Pour l’une des rares fois, la plume de la rubrique “Que sont-ils devenus ?” nous pique. Parce qu’elle tombe aujourd’hui sur un talent gâché, Abdoul Karim Traoré. Malheureusement pour le football malien, les joueurs très talentueux disparaissent comme une étoile filante, au moment où on a le plus besoin d’eux. Feu Sory Ibrahim Touré dit Binkè, Alassane Diallo dit Tom Foot et Abdoul Karim sont de ce lot. Sans démagogie, ils font partie des joueurs les plus talentueux de l’histoire du football malien les trente dernières années. Pour les définir on retient que c’est le talent à l’état pur. A la différence des autres, ces trois maestro ne forcent pas. C’est inné chez eux. Ils manipulent le ballon du pied comme ils peuvent le faire avec les mains. Leurs qualités ? Vitesse, adresse et technicité. Ceci nous conduit directement dans le jardin de notre héros de la semaine Abdoul Karim Traoré. Pour démontrer sa forme du jour, il driblait dans un mouchoir de poche. Pour prendre ses responsabilités, il faisait des accélérations sporadiques. Et pour briser les espoirs de l´adversaire, il exécutait le portier sur les balles arrêtées. Bref Karim était un génie. Qui peut le contredire ? En attendant, nous revenons sur sa carrière au Djoliba, au Stade malien de Bamako et en équipe nationale. Le cadre est la rubrique “Que sont-ils devenus ?”.
Par ses prises de position et ses agissements face à certaines situations, Abdoul Karim Traoré est qualifié de rebelle, de récalcitrant, d´intraitable. Paradoxalement, il nous a prouvé le contraire par son respect, sa disponibilité durant nos différents coups de fil et notre rencontre ce samedi 8 avril 2023 à Sogoniko en Commune VI. L’homme a des principes calqués sur le respect de soi. Dans ce cas, n’est-il pas difficile d’accepter d’être méprisé ?
Abdoul Karim Traoré dans sa jeunesse était-il conscient de son talent ? Non ! Certes le football est sa passion, mais l’appréciation venait plutôt de son entourage. Pour lui, le football est un jeu plaisant, il voulait donc des résultats. Cependant, il se rappelle de la claque que son père lui a administrée. Parce qu’il voulait être un footballeur dans sa vie. Or Karim est admis au DEF au même moment. Avec le temps, le vieux Traoré comprend que son enfant est né avec des qualités exceptionnelles pour jouer au ballon.
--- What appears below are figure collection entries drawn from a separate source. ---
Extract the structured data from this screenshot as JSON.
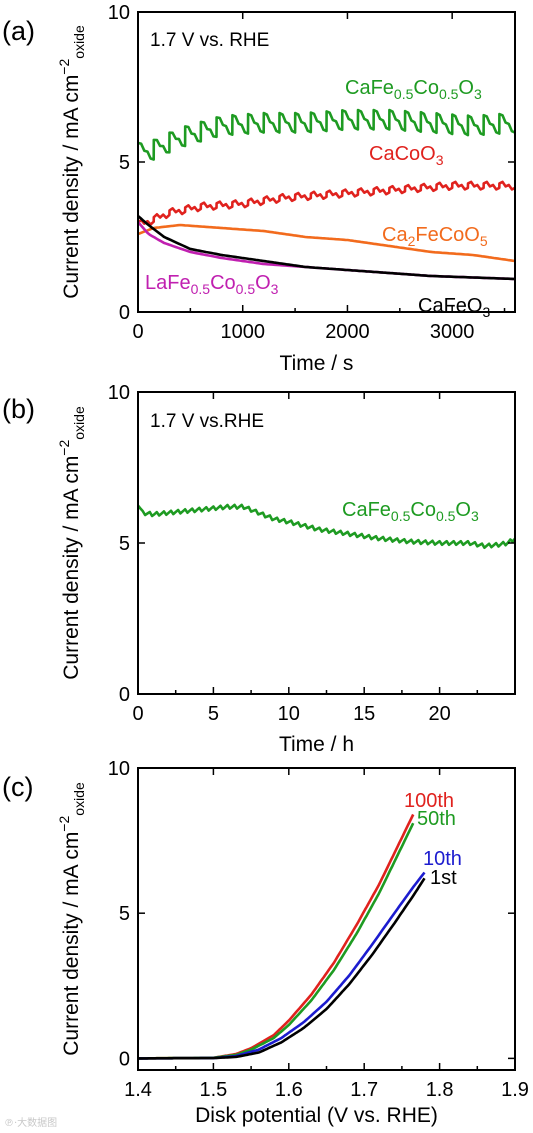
{
  "watermark": "℗·大数据图",
  "chart_data": [
    {
      "type": "line",
      "panel_label": "(a)",
      "annotation": "1.7 V vs. RHE",
      "xlabel": "Time / s",
      "ylabel": "Current density / mA cm",
      "ylabel_sup": "−2",
      "ylabel_sub": "oxide",
      "xlim": [
        0,
        3600
      ],
      "ylim": [
        0,
        10
      ],
      "xticks": [
        0,
        1000,
        2000,
        3000
      ],
      "yticks": [
        0,
        5,
        10
      ],
      "series": [
        {
          "name": "CaFe0.5Co0.5O3",
          "label_parts": [
            "CaFe",
            "0.5",
            "Co",
            "0.5",
            "O",
            "3"
          ],
          "color": "#1e9b22",
          "x": [
            0,
            150,
            400,
            800,
            1200,
            1600,
            2000,
            2400,
            2800,
            3200,
            3600
          ],
          "y": [
            5.3,
            5.4,
            5.8,
            6.2,
            6.3,
            6.3,
            6.4,
            6.4,
            6.3,
            6.2,
            6.3
          ],
          "sawtooth": 0.75
        },
        {
          "name": "CaCoO3",
          "label_parts": [
            "CaCoO",
            "3"
          ],
          "color": "#e0221e",
          "x": [
            0,
            100,
            300,
            600,
            1000,
            1400,
            1800,
            2200,
            2600,
            3000,
            3400,
            3600
          ],
          "y": [
            2.9,
            3.0,
            3.3,
            3.5,
            3.6,
            3.8,
            3.9,
            4.0,
            4.1,
            4.2,
            4.2,
            4.2
          ],
          "sawtooth": 0.25
        },
        {
          "name": "Ca2FeCoO5",
          "label_parts": [
            "Ca",
            "2",
            "FeCoO",
            "5"
          ],
          "color": "#f26b1d",
          "x": [
            0,
            150,
            400,
            800,
            1200,
            1600,
            2000,
            2400,
            2800,
            3200,
            3600
          ],
          "y": [
            2.6,
            2.8,
            2.9,
            2.8,
            2.7,
            2.5,
            2.4,
            2.2,
            2.0,
            1.9,
            1.7
          ],
          "sawtooth": 0
        },
        {
          "name": "LaFe0.5Co0.5O3",
          "label_parts": [
            "LaFe",
            "0.5",
            "Co",
            "0.5",
            "O",
            "3"
          ],
          "color": "#c020b0",
          "x": [
            0,
            100,
            250,
            500,
            800,
            1200,
            1600,
            2000,
            2400,
            2800,
            3200,
            3600
          ],
          "y": [
            3.0,
            2.6,
            2.3,
            2.0,
            1.8,
            1.6,
            1.5,
            1.4,
            1.3,
            1.2,
            1.15,
            1.1
          ],
          "sawtooth": 0
        },
        {
          "name": "CaFeO3",
          "label_parts": [
            "CaFeO",
            "3"
          ],
          "color": "#000000",
          "x": [
            0,
            100,
            250,
            500,
            800,
            1200,
            1600,
            2000,
            2400,
            2800,
            3200,
            3600
          ],
          "y": [
            3.2,
            2.9,
            2.5,
            2.1,
            1.9,
            1.7,
            1.5,
            1.4,
            1.3,
            1.2,
            1.15,
            1.1
          ],
          "sawtooth": 0
        }
      ]
    },
    {
      "type": "line",
      "panel_label": "(b)",
      "annotation": "1.7 V vs.RHE",
      "xlabel": "Time / h",
      "ylabel": "Current density / mA cm",
      "ylabel_sup": "−2",
      "ylabel_sub": "oxide",
      "xlim": [
        0,
        25
      ],
      "ylim": [
        0,
        10
      ],
      "xticks": [
        0,
        5,
        10,
        15,
        20
      ],
      "yticks": [
        0,
        5,
        10
      ],
      "series": [
        {
          "name": "CaFe0.5Co0.5O3",
          "label_parts": [
            "CaFe",
            "0.5",
            "Co",
            "0.5",
            "O",
            "3"
          ],
          "color": "#1e9b22",
          "x": [
            0,
            0.3,
            1,
            2,
            3,
            4,
            5,
            6,
            7,
            8,
            9,
            10,
            12,
            14,
            16,
            18,
            20,
            22,
            23,
            24,
            24.5,
            25
          ],
          "y": [
            6.3,
            6.0,
            5.95,
            6.0,
            6.05,
            6.1,
            6.15,
            6.2,
            6.2,
            6.0,
            5.8,
            5.7,
            5.45,
            5.3,
            5.15,
            5.05,
            5.0,
            5.0,
            4.9,
            4.95,
            5.0,
            5.15
          ],
          "sawtooth": 0
        }
      ]
    },
    {
      "type": "line",
      "panel_label": "(c)",
      "annotation": "",
      "xlabel": "Disk potential (V vs. RHE)",
      "ylabel": "Current density / mA cm",
      "ylabel_sup": "−2",
      "ylabel_sub": "oxide",
      "xlim": [
        1.4,
        1.9
      ],
      "ylim": [
        -0.4,
        10
      ],
      "xticks": [
        1.4,
        1.5,
        1.6,
        1.7,
        1.8,
        1.9
      ],
      "xtick_labels": [
        "1.4",
        "1.5",
        "1.6",
        "1.7",
        "1.8",
        "1.9"
      ],
      "yticks": [
        0,
        5,
        10
      ],
      "series": [
        {
          "name": "100th",
          "label_parts": [
            "100th"
          ],
          "color": "#e0221e",
          "x": [
            1.4,
            1.5,
            1.53,
            1.55,
            1.58,
            1.6,
            1.63,
            1.66,
            1.69,
            1.72,
            1.75,
            1.765
          ],
          "y": [
            0.0,
            0.02,
            0.15,
            0.35,
            0.8,
            1.3,
            2.2,
            3.3,
            4.6,
            6.0,
            7.6,
            8.4
          ],
          "sawtooth": 0
        },
        {
          "name": "50th",
          "label_parts": [
            "50th"
          ],
          "color": "#1e9b22",
          "x": [
            1.4,
            1.5,
            1.53,
            1.55,
            1.58,
            1.6,
            1.63,
            1.66,
            1.69,
            1.72,
            1.75,
            1.765
          ],
          "y": [
            0.0,
            0.02,
            0.12,
            0.3,
            0.7,
            1.15,
            2.0,
            3.05,
            4.3,
            5.7,
            7.3,
            8.1
          ],
          "sawtooth": 0
        },
        {
          "name": "10th",
          "label_parts": [
            "10th"
          ],
          "color": "#1c1ccf",
          "x": [
            1.4,
            1.5,
            1.53,
            1.56,
            1.59,
            1.62,
            1.65,
            1.68,
            1.71,
            1.74,
            1.765,
            1.78
          ],
          "y": [
            0.0,
            0.01,
            0.08,
            0.3,
            0.7,
            1.25,
            1.95,
            2.85,
            3.9,
            5.0,
            5.9,
            6.4
          ],
          "sawtooth": 0
        },
        {
          "name": "1st",
          "label_parts": [
            "1st"
          ],
          "color": "#000000",
          "x": [
            1.4,
            1.5,
            1.53,
            1.56,
            1.59,
            1.62,
            1.65,
            1.68,
            1.71,
            1.74,
            1.765,
            1.78
          ],
          "y": [
            0.0,
            0.01,
            0.05,
            0.2,
            0.55,
            1.05,
            1.7,
            2.55,
            3.55,
            4.65,
            5.6,
            6.2
          ],
          "sawtooth": 0
        }
      ]
    }
  ]
}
Alors pourquoi il n´a pas réussi à la dimension de son talent ? “L’homme n’a pas de pouvoir pour faire basculer son destin. En tant que musulman, je vois les choses sous cet angle. Mais il est incontestable que si j´avais signé mon premier contrat professionnel en France, j´aurai été une star mondiale parce que là-bas la communication est très développée. Ses médias constituent des portes d’entrée, des opportunités pour être connu. Donc lisez entre mes propos, et vous comprendrez. Une fois de plus en tant que musulman, je m’en remets à la Sagesse du Bon Dieu”.
C’est à l’issue d’un match amical entre les cadets du Djoliba et le FC Babemba de Sogoniko que Faye se lance aux trousses d’Abdoul Karim. Il ne passe que quelques jours au centre de formation des Rouges. Faye n’apprécie pas trop les prestations du jeunot qu’il juge pédantes. Il réplique violemment aux remontrances de l’entraîneur, prend son vélo et rentre tranquillement à la maison.
Cet incident oriente Karim vers le Centre Salif Kéita (CSK), où il n’est pas non plus régulier aux entraînements, au motif que la distance est longue. Aly Koïta dit Faye revient à la charge, le cajole afin qu’il reprenne les entraînements. La Coupe CMDT est remportée par les cadets du Djoliba au détriment du CSK. Karim est élu meilleur joueur de la compétition. Domingo décide de le récupérer en passant par son ami, le père de Karim.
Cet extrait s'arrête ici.